The Power and the Glory -- all the way.
And for a class, you could always show them The Third Man, with my all-time favorite movie quote ever -- the "cuckoo clock" speech (and Orson Welles ad-libbed the bastard!).
I LOVE GRAHAM GREENE! I'M SHOUTING!
My favorites are The End of the Affair and The Quiet American. Our Man in Havana is also very clever. Greene is masterful at creating the morally murky atmosphere with characters who are equally flawed (albeit in different ways). Graham Greene! Yay!
Oh, and also - although The Power and the Glory is widely considered Greene's masterpiece, I myself liked it less than The End of the Affair and The Quiet American.
I also want to echo what Robert says about straddling the serious and the entertaining.
I like Greene most of all for being a brooding Catholic.

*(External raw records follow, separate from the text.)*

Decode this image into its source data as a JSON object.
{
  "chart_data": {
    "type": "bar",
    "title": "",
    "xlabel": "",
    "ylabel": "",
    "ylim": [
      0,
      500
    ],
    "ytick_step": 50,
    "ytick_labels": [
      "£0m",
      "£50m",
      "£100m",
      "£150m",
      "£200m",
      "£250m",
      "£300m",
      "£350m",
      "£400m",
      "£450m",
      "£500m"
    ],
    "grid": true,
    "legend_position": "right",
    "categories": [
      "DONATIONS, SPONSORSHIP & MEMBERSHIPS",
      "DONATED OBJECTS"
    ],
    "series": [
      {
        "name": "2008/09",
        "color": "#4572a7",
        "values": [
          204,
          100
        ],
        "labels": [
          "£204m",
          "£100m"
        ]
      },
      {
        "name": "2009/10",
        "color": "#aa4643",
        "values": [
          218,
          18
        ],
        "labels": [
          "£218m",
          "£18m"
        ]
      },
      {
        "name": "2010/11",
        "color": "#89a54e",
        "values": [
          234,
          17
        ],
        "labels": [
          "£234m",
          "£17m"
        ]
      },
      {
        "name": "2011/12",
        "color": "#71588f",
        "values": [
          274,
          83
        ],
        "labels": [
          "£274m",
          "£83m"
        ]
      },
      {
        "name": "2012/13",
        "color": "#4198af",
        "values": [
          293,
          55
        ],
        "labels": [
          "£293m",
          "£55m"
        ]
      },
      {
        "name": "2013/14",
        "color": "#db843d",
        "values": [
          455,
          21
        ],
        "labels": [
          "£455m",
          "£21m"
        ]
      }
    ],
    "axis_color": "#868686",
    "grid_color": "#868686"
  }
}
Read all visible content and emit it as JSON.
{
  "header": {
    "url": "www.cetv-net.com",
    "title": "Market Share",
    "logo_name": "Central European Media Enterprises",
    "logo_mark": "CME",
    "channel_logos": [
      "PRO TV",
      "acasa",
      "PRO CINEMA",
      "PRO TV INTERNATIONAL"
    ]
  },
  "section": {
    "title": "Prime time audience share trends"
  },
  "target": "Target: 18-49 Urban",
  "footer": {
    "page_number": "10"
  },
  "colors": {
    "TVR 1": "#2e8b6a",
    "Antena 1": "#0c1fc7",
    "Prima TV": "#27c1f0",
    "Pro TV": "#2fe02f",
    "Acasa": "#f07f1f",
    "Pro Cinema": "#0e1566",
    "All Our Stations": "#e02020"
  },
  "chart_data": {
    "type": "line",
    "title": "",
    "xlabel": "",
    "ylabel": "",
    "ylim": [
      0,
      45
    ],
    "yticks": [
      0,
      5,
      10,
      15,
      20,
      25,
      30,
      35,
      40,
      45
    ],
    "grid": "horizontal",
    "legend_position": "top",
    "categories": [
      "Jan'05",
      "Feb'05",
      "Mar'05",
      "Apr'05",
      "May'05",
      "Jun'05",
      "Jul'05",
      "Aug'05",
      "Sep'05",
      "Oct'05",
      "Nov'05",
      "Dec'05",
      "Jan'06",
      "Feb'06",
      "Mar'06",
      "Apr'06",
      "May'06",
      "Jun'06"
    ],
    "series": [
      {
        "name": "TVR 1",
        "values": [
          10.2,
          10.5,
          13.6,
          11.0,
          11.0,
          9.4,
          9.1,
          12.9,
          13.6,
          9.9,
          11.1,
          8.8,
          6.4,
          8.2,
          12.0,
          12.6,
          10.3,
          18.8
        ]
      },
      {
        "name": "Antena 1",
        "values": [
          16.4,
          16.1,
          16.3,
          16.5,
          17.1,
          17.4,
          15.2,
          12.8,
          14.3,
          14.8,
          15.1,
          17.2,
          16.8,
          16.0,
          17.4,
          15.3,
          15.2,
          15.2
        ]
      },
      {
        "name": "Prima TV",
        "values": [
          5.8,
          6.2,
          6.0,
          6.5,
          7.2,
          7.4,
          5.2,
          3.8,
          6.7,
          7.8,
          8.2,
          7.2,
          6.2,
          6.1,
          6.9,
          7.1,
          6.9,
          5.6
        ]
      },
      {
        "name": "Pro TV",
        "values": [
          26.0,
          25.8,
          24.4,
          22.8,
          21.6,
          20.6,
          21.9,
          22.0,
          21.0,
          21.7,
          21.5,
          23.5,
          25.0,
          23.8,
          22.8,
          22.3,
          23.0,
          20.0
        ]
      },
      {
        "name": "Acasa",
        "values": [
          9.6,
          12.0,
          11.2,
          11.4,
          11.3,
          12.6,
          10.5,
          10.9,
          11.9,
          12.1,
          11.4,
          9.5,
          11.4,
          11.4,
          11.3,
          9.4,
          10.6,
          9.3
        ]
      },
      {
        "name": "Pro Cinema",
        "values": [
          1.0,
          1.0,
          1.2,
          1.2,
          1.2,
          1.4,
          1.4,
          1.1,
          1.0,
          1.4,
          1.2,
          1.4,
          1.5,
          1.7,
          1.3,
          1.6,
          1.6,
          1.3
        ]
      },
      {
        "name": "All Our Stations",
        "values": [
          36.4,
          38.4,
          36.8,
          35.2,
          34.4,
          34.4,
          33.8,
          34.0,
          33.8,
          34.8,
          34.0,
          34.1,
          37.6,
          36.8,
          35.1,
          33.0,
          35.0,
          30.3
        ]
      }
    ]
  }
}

In that vein, then, my favorite is "Brighton Rock." No one writes evil like the papists write evil.
Big Greene fan. The Power and the Glory (strongly endorsed by Chris Offutt of all people) and The End of the Affair are where I'd start. A great complement to teaching Greene is Andre Dubus, who tackles some largely similar material from a largely different perspective. Two brooding Catholics for you.
Hey, remember that night when a few of us were drinking at George's and Dunkeys disagreed passionately with something Kclou and I were saying? He began to squawk "Absurd!" everytime we paused for breath. But most memorably, he pinched his voice high and called us "little catholic boys." "Look at the little catholic boys, and their silly belief system."
That was awesome. Dunkeys at his most quotable.
I remember that night, and I wasn't even part of it. I was sitting several tables away, T and I just minding our own business, when we heard somebody delivering a harangue about James Joyce or something. I wanted to come over there and tell whoever it was to chill out, and then I saw it was you guys.
I love it when dunkeys asks you innocently about some book or story and what you think of it, and often it's one many people like, and then you say you thought it was great for this and this reason, and then he explains systematically with that eager smile how you are so very wrong, wrong, wrong about that.
I remember the little Catholic boys line very well, though I fear that many of those nights at George's have faded into each other. Another classic was the absurd American Pastoral/Moby Dick fight, which also involved Vampiro. People were legitimately upset with each other during that one.